Phillips 66 Partners LP (PSXP) said it has reached an agreement to acquire natural gas liquids (NGL) assets in southeast Louisiana -- including approximately 500 miles of pipelines, a storage cavern and other facilities -- from Chevron Corp.

In a statement Thursday, the Houston-based partnership said it will acquire the TENDS Pipeline System, an approximately 300-mile, bi-directional NGL pipeline system connected to third-party fractionators, a petrochemical plant and refineries, including the Phillips 66 Alliance Refinery.

PSXP will acquire VP Pipeline/EP Pipeline, a regulated pipeline system measuring about 200 miles that carries raw NGLs from a third-party natural gas processing plant to pipeline and fractionation infrastructure. The partnership will also acquire the Sorrento Cavern, a salt dome cavern located in Ascension Parish, LA, with approximately 1.5 million bbl of NGL storage capacity.

Financial terms of the transaction were not disclosed. PSXP said it expects earnings before interest, taxes, depreciation and amortization from the acquired assets to total approximately $25 million in 2017. The partnership said the acquisition will be financed with cash and borrowings under its revolving credit facility.

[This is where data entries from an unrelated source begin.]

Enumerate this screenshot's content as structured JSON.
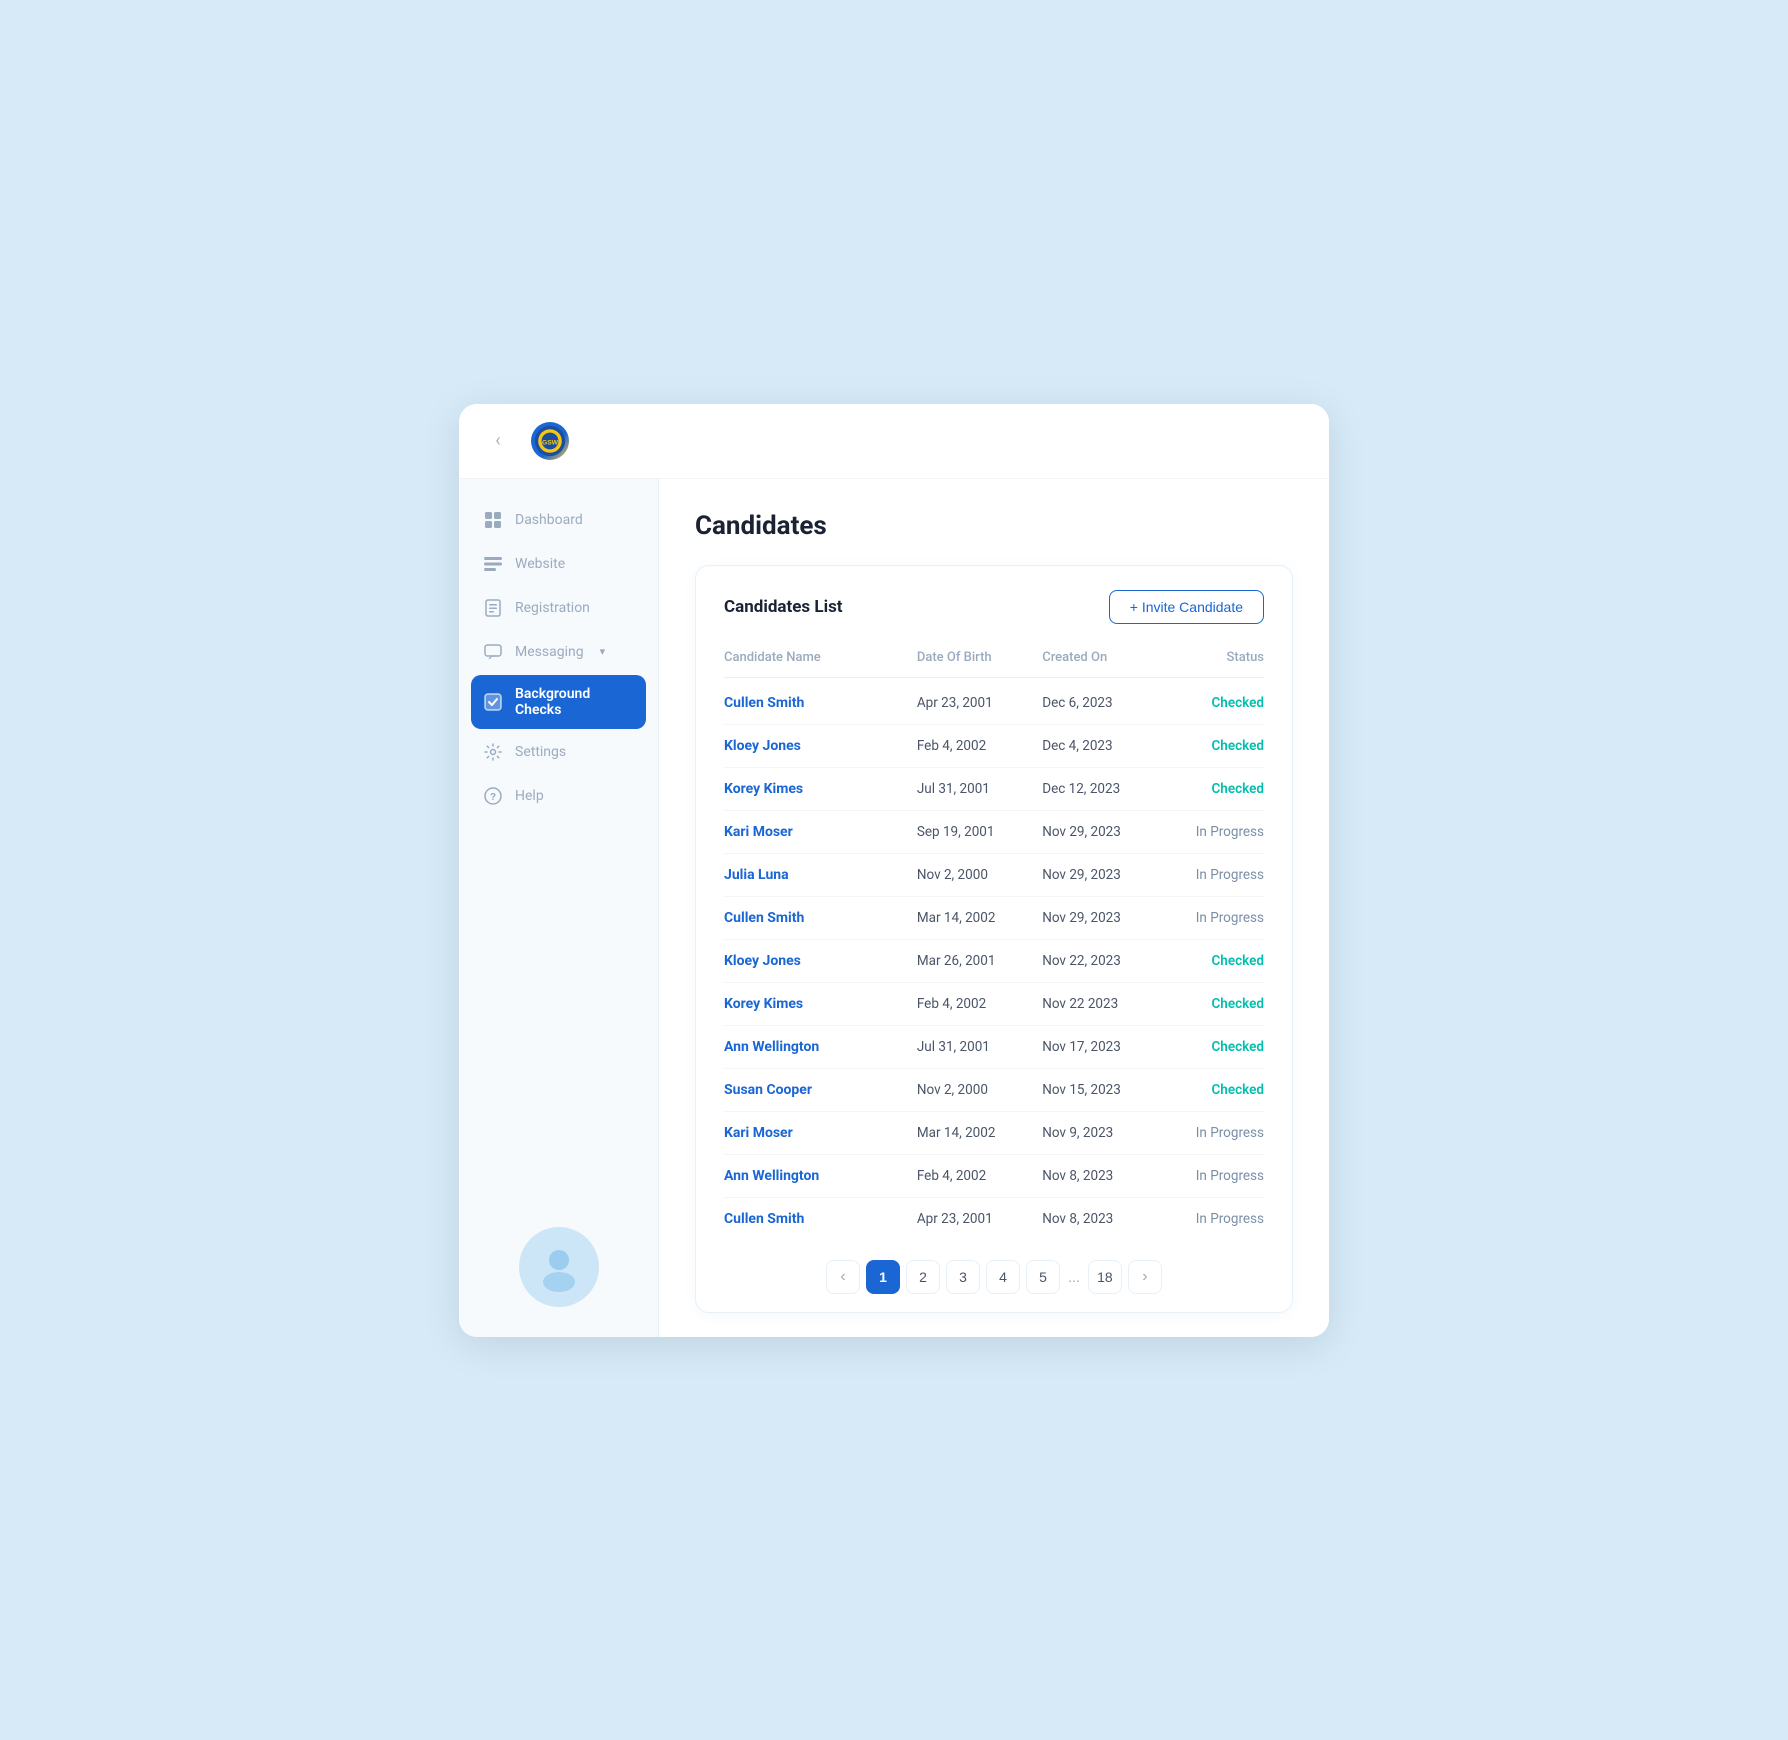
{
  "header": {
    "collapse_icon": "‹",
    "logo_alt": "Golden State Warriors"
  },
  "sidebar": {
    "items": [
      {
        "id": "dashboard",
        "label": "Dashboard",
        "active": false
      },
      {
        "id": "website",
        "label": "Website",
        "active": false
      },
      {
        "id": "registration",
        "label": "Registration",
        "active": false
      },
      {
        "id": "messaging",
        "label": "Messaging",
        "active": false,
        "has_arrow": true
      },
      {
        "id": "background-checks",
        "label": "Background Checks",
        "active": true
      },
      {
        "id": "settings",
        "label": "Settings",
        "active": false
      },
      {
        "id": "help",
        "label": "Help",
        "active": false
      }
    ]
  },
  "page": {
    "title": "Candidates",
    "card": {
      "title": "Candidates List",
      "invite_button": "+ Invite Candidate",
      "columns": [
        "Candidate Name",
        "Date Of Birth",
        "Created On",
        "Status"
      ],
      "rows": [
        {
          "name": "Cullen Smith",
          "dob": "Apr 23, 2001",
          "created": "Dec 6, 2023",
          "status": "Checked",
          "status_type": "checked"
        },
        {
          "name": "Kloey Jones",
          "dob": "Feb 4, 2002",
          "created": "Dec 4, 2023",
          "status": "Checked",
          "status_type": "checked"
        },
        {
          "name": "Korey Kimes",
          "dob": "Jul 31, 2001",
          "created": "Dec 12, 2023",
          "status": "Checked",
          "status_type": "checked"
        },
        {
          "name": "Kari Moser",
          "dob": "Sep 19, 2001",
          "created": "Nov 29, 2023",
          "status": "In Progress",
          "status_type": "progress"
        },
        {
          "name": "Julia Luna",
          "dob": "Nov 2, 2000",
          "created": "Nov 29, 2023",
          "status": "In Progress",
          "status_type": "progress"
        },
        {
          "name": "Cullen Smith",
          "dob": "Mar 14, 2002",
          "created": "Nov 29, 2023",
          "status": "In Progress",
          "status_type": "progress"
        },
        {
          "name": "Kloey Jones",
          "dob": "Mar 26, 2001",
          "created": "Nov 22, 2023",
          "status": "Checked",
          "status_type": "checked"
        },
        {
          "name": "Korey Kimes",
          "dob": "Feb 4, 2002",
          "created": "Nov 22 2023",
          "status": "Checked",
          "status_type": "checked"
        },
        {
          "name": "Ann Wellington",
          "dob": "Jul 31, 2001",
          "created": "Nov 17, 2023",
          "status": "Checked",
          "status_type": "checked"
        },
        {
          "name": "Susan Cooper",
          "dob": "Nov 2, 2000",
          "created": "Nov 15, 2023",
          "status": "Checked",
          "status_type": "checked"
        },
        {
          "name": "Kari Moser",
          "dob": "Mar 14, 2002",
          "created": "Nov 9, 2023",
          "status": "In Progress",
          "status_type": "progress"
        },
        {
          "name": "Ann Wellington",
          "dob": "Feb 4, 2002",
          "created": "Nov 8, 2023",
          "status": "In Progress",
          "status_type": "progress"
        },
        {
          "name": "Cullen Smith",
          "dob": "Apr 23, 2001",
          "created": "Nov 8, 2023",
          "status": "In Progress",
          "status_type": "progress"
        }
      ]
    },
    "pagination": {
      "prev": "‹",
      "next": "›",
      "pages": [
        "1",
        "2",
        "3",
        "4",
        "5",
        "...",
        "18"
      ],
      "active_page": "1"
    }
  }
}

"We are committed to a growth strategy that includes dropdowns from our sponsor Phillips 66, organic projects and third-party acquisitions," said PSXP President Tim Taylor. "This acquisition will expand the partnership's NGL footprint into the Louisiana market. The assets are strategically located and connect offshore production, local refineries and petrochemical facilities in south Louisiana while providing significant opportunities for fee-based growth."

The transaction is expected to close in 4Q2016, pending regulatory approvals.

PSXP acquired a one-third equity interest in two NGL pipelines from its general partner, Phillips 66 (PSX), early last year (see Shale Daily, Feb. 17, 2015).

The Sand Hills pipeline system measures 1,110 miles, includes a 720-mile mainline (250,000 b/d current capacity, expandable to 350,000 b/d), and transports NGLs from the Permian Basin and the Eagle Ford Shale. Meanwhile, the Southern Hills system is 940 miles long, includes an 800-mile mainline (175,000 b/d capacity) and transports NGLs from the Midcontinent. Both bring NGLs to Gulf Coast markets and a hub in Mont Belvieu, TX. Both systems are operated by DCP Midstream LLC (DCP) and entered service in June 2013 (see Shale Daily, June 18, 2013).

Last October, PSX said it would contribute $1.5 billion in cash to help DCP weather the low commodity price environment (see Daily GPI, Oct. 22, 2015). DCP is a 50-50 joint venture of Spectra Energy Corp. and PSX (see Daily GPI, March 8, 2007).